Roberts HJLin IMundy LFriedberg JP, and Hubben AK, VA NY Harbor Healthcare System; Lipsitz SR, Harvard University; Natarajan S, VA NY Harbor Healthcare System;

Objectives:
The Dietary Approaches to Stop Hypertension (DASH) diet is an effective method to lower blood pressure. This complex diet targets multiple nutritional components such as limiting fat and sodium and increasing fruit and vegetable consumption. It can be difficult for patients to follow. Tailored interventions based on the Transtheoretical Model (TTM) are effective in improving adherence in chronic conditions like hypertension. Previous research has shown that tailored interventions can impact patients’ willingness to change their diets. However, few have assessed the effectiveness of this model to promote better adherence to the DASH diet. We aimed to determine if a TTM-based tailored stage-matched intervention (SMI) is effective in increasing DASH diet adherence.

Methods:
We evaluated the effects of 6-month phone-based tailored and non-tailored behavioral interventions on DASH diet adherence in Veterans with uncontrolled hypertension. We enrolled and randomized 533 Veterans into a tailored stage-matched intervention (SMI) based on TTM, a non-tailored health education intervention (HEI), or usual care (UC) with no intervention. We used the validated Harvard DASH score using data from Willett Food Frequency Questionnaires to determine dietary adherence at baseline and 6 months. The score ranged from 8 to 40, with 40 representing perfect adherence. Comparison between groups was by Wilcoxon rank sum tests that controlled for clustering by physicians and baseline DASH scores.

Results:
There were no significant differences between the groups at baseline. At baseline, SMI, HEI, and UC had mean DASH scores of 23.6, 23.8, and 24.0, respectively (p = .73).
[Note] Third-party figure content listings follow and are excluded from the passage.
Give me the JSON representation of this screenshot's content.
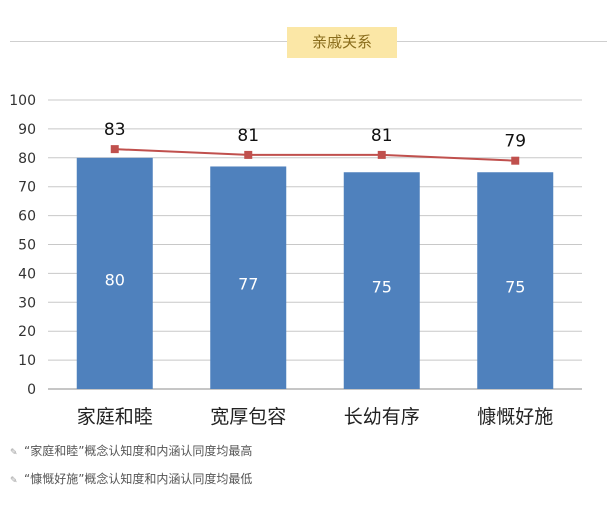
{
  "section_title": "亲戚关系",
  "chart_data": {
    "type": "bar",
    "categories": [
      "家庭和睦",
      "宽厚包容",
      "长幼有序",
      "慷慨好施"
    ],
    "series": [
      {
        "type": "bar",
        "values": [
          80,
          77,
          75,
          75
        ],
        "color": "#4f81bd"
      },
      {
        "type": "line",
        "values": [
          83,
          81,
          81,
          79
        ],
        "color": "#c0504d"
      }
    ],
    "ylim": [
      0,
      100
    ],
    "yticks": [
      "0",
      "10",
      "20",
      "30",
      "40",
      "50",
      "60",
      "70",
      "80",
      "90",
      "100"
    ],
    "grid": true,
    "title": "",
    "xlabel": "",
    "ylabel": ""
  },
  "notes": [
    "“家庭和睦”概念认知度和内涵认同度均最高",
    "“慷慨好施”概念认知度和内涵认同度均最低"
  ]
}
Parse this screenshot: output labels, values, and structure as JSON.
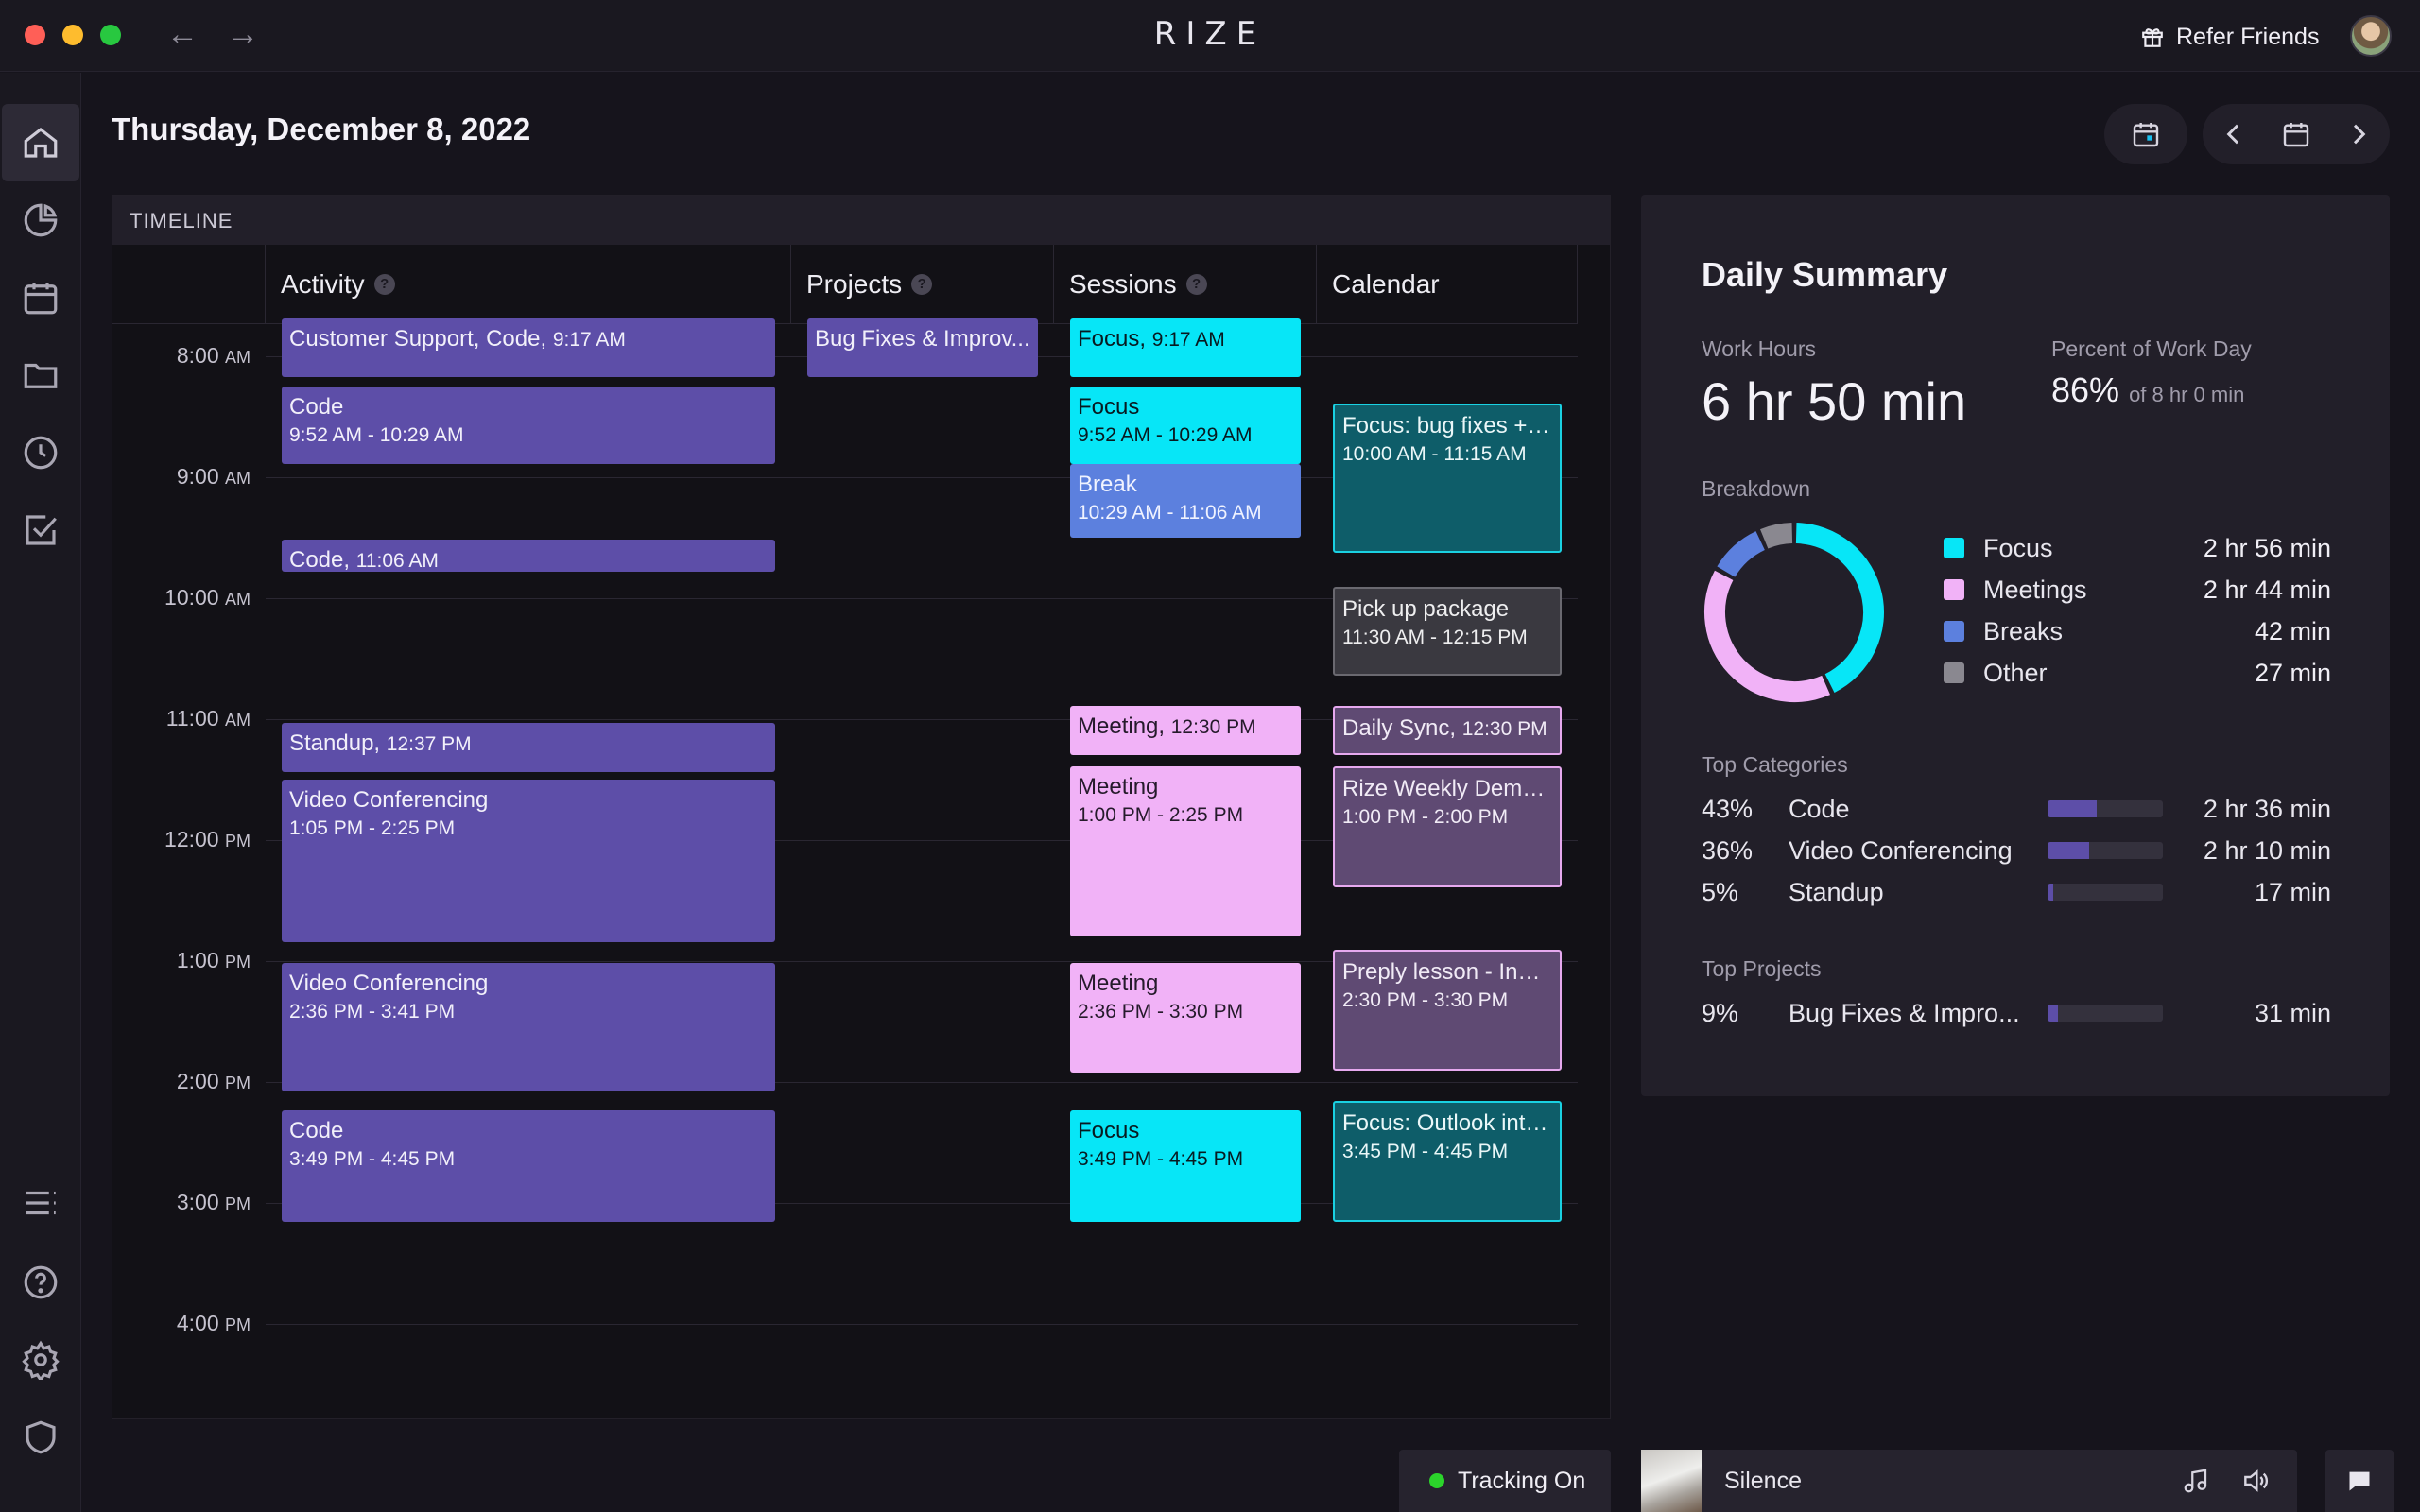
{
  "app": {
    "brand": "RIZE",
    "refer_label": "Refer Friends"
  },
  "page": {
    "title": "Thursday, December 8, 2022"
  },
  "timeline": {
    "header": "TIMELINE",
    "columns": {
      "activity": "Activity",
      "projects": "Projects",
      "sessions": "Sessions",
      "calendar": "Calendar"
    },
    "hours": [
      {
        "h": "8:00",
        "ap": "AM"
      },
      {
        "h": "9:00",
        "ap": "AM"
      },
      {
        "h": "10:00",
        "ap": "AM"
      },
      {
        "h": "11:00",
        "ap": "AM"
      },
      {
        "h": "12:00",
        "ap": "PM"
      },
      {
        "h": "1:00",
        "ap": "PM"
      },
      {
        "h": "2:00",
        "ap": "PM"
      },
      {
        "h": "3:00",
        "ap": "PM"
      },
      {
        "h": "4:00",
        "ap": "PM"
      }
    ],
    "activity": [
      {
        "title": "Customer Support, Code",
        "time": "9:17 AM",
        "inline": true
      },
      {
        "title": "Code",
        "time": "9:52 AM - 10:29 AM"
      },
      {
        "title": "Code",
        "time": "11:06 AM",
        "inline": true
      },
      {
        "title": "Standup",
        "time": "12:37 PM",
        "inline": true
      },
      {
        "title": "Video Conferencing",
        "time": "1:05 PM - 2:25 PM"
      },
      {
        "title": "Video Conferencing",
        "time": "2:36 PM - 3:41 PM"
      },
      {
        "title": "Code",
        "time": "3:49 PM - 4:45 PM"
      }
    ],
    "projects": [
      {
        "title": "Bug Fixes & Improv..."
      }
    ],
    "sessions": [
      {
        "title": "Focus",
        "time": "9:17 AM",
        "inline": true
      },
      {
        "title": "Focus",
        "time": "9:52 AM - 10:29 AM"
      },
      {
        "title": "Break",
        "time": "10:29 AM - 11:06 AM"
      },
      {
        "title": "Meeting",
        "time": "12:30 PM",
        "inline": true
      },
      {
        "title": "Meeting",
        "time": "1:00 PM - 2:25 PM"
      },
      {
        "title": "Meeting",
        "time": "2:36 PM - 3:30 PM"
      },
      {
        "title": "Focus",
        "time": "3:49 PM - 4:45 PM"
      }
    ],
    "calendar": [
      {
        "title": "Focus: bug fixes + i...",
        "time": "10:00 AM - 11:15 AM"
      },
      {
        "title": "Pick up package",
        "time": "11:30 AM - 12:15 PM"
      },
      {
        "title": "Daily Sync",
        "time": "12:30 PM",
        "inline": true
      },
      {
        "title": "Rize Weekly Demo ...",
        "time": "1:00 PM - 2:00 PM"
      },
      {
        "title": "Preply lesson - Ines...",
        "time": "2:30 PM - 3:30 PM"
      },
      {
        "title": "Focus: Outlook inte...",
        "time": "3:45 PM - 4:45 PM"
      }
    ]
  },
  "summary": {
    "title": "Daily Summary",
    "work_hours_label": "Work Hours",
    "work_hours": "6 hr 50 min",
    "percent_label": "Percent of Work Day",
    "percent": "86%",
    "percent_of": "of 8 hr 0 min",
    "breakdown_label": "Breakdown",
    "breakdown": [
      {
        "name": "Focus",
        "value": "2 hr 56 min",
        "minutes": 176,
        "color": "#07e6f7"
      },
      {
        "name": "Meetings",
        "value": "2 hr 44 min",
        "minutes": 164,
        "color": "#f1b2f7"
      },
      {
        "name": "Breaks",
        "value": "42 min",
        "minutes": 42,
        "color": "#5c80de"
      },
      {
        "name": "Other",
        "value": "27 min",
        "minutes": 27,
        "color": "#8a8890"
      }
    ],
    "top_categories_label": "Top Categories",
    "top_categories": [
      {
        "pct": "43%",
        "name": "Code",
        "value": "2 hr 36 min",
        "fill": 0.43
      },
      {
        "pct": "36%",
        "name": "Video Conferencing",
        "value": "2 hr 10 min",
        "fill": 0.36
      },
      {
        "pct": "5%",
        "name": "Standup",
        "value": "17 min",
        "fill": 0.05
      }
    ],
    "top_projects_label": "Top Projects",
    "top_projects": [
      {
        "pct": "9%",
        "name": "Bug Fixes & Impro...",
        "value": "31 min",
        "fill": 0.09
      }
    ]
  },
  "bottom": {
    "tracking": "Tracking On",
    "track_name": "Silence"
  },
  "colors": {
    "purple": "#5d4ea8",
    "cyan": "#07e6f7",
    "pink": "#f1b2f7",
    "blue": "#5c80de",
    "teal": "#0e5d69"
  }
}
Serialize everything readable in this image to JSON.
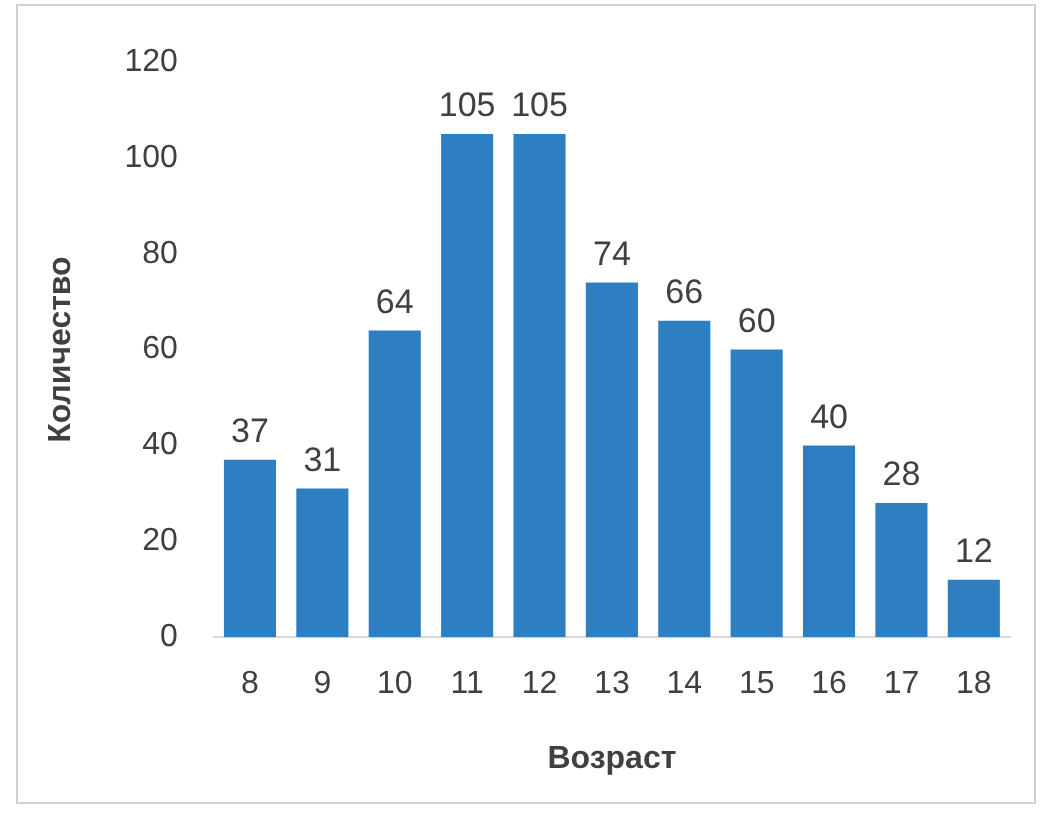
{
  "chart_data": {
    "type": "bar",
    "xlabel": "Возраст",
    "ylabel": "Количество",
    "categories": [
      "8",
      "9",
      "10",
      "11",
      "12",
      "13",
      "14",
      "15",
      "16",
      "17",
      "18"
    ],
    "values": [
      37,
      31,
      64,
      105,
      105,
      74,
      66,
      60,
      40,
      28,
      12
    ],
    "color": "#2e7fc2",
    "ylim": [
      0,
      120
    ],
    "yticks": [
      0,
      20,
      40,
      60,
      80,
      100,
      120
    ],
    "grid": false,
    "legend": false,
    "data_labels": true
  }
}
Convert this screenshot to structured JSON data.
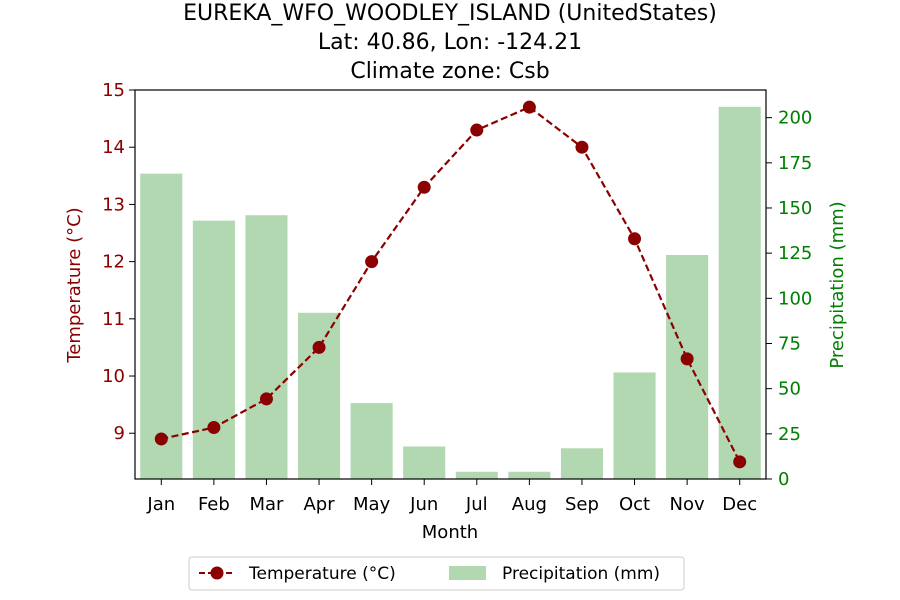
{
  "colors": {
    "temperature": "#8b0000",
    "precipitation": "#b2d8b2",
    "left_axis": "#8b0000",
    "right_axis": "#008000"
  },
  "chart_data": {
    "type": "bar",
    "title_lines": [
      "EUREKA_WFO_WOODLEY_ISLAND (UnitedStates)",
      "Lat: 40.86, Lon: -124.21",
      "Climate zone: Csb"
    ],
    "categories": [
      "Jan",
      "Feb",
      "Mar",
      "Apr",
      "May",
      "Jun",
      "Jul",
      "Aug",
      "Sep",
      "Oct",
      "Nov",
      "Dec"
    ],
    "xlabel": "Month",
    "ylabel_left": "Temperature (°C)",
    "ylabel_right": "Precipitation (mm)",
    "ylim_left": [
      8.2,
      15
    ],
    "ylim_right": [
      0,
      215.3
    ],
    "left_ticks": [
      9,
      10,
      11,
      12,
      13,
      14,
      15
    ],
    "right_ticks": [
      0,
      25,
      50,
      75,
      100,
      125,
      150,
      175,
      200
    ],
    "series": [
      {
        "name": "Temperature (°C)",
        "type": "line",
        "axis": "left",
        "values": [
          8.9,
          9.1,
          9.6,
          10.5,
          12.0,
          13.3,
          14.3,
          14.7,
          14.0,
          12.4,
          10.3,
          8.5
        ]
      },
      {
        "name": "Precipitation (mm)",
        "type": "bar",
        "axis": "right",
        "values": [
          169,
          143,
          146,
          92,
          42,
          18,
          4,
          4,
          17,
          59,
          124,
          206
        ]
      }
    ],
    "legend_position": "bottom-center",
    "grid": false
  }
}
At 6 months, compared to the UC group, SMI was associated with a 1.28 point increase in DASH score (p = .01) and HEI had a non-significant 0.49 increase in DASH score (p = .39).

Implications:
A phone-delivered TTM-based intervention that targeted multiple nutritional components was effective in improving adherence to the complex DASH diet. This provides empirical evidence that TTM-based tailored interventions can successfully increase patients’ adherence to the DASH diet.

Impacts:
A TTM-based tailored intervention delivered by phone may be a convenient and effective way to promote adherence to the complex dietary recommendations of the DASH diet and improve health outcomes in Veterans.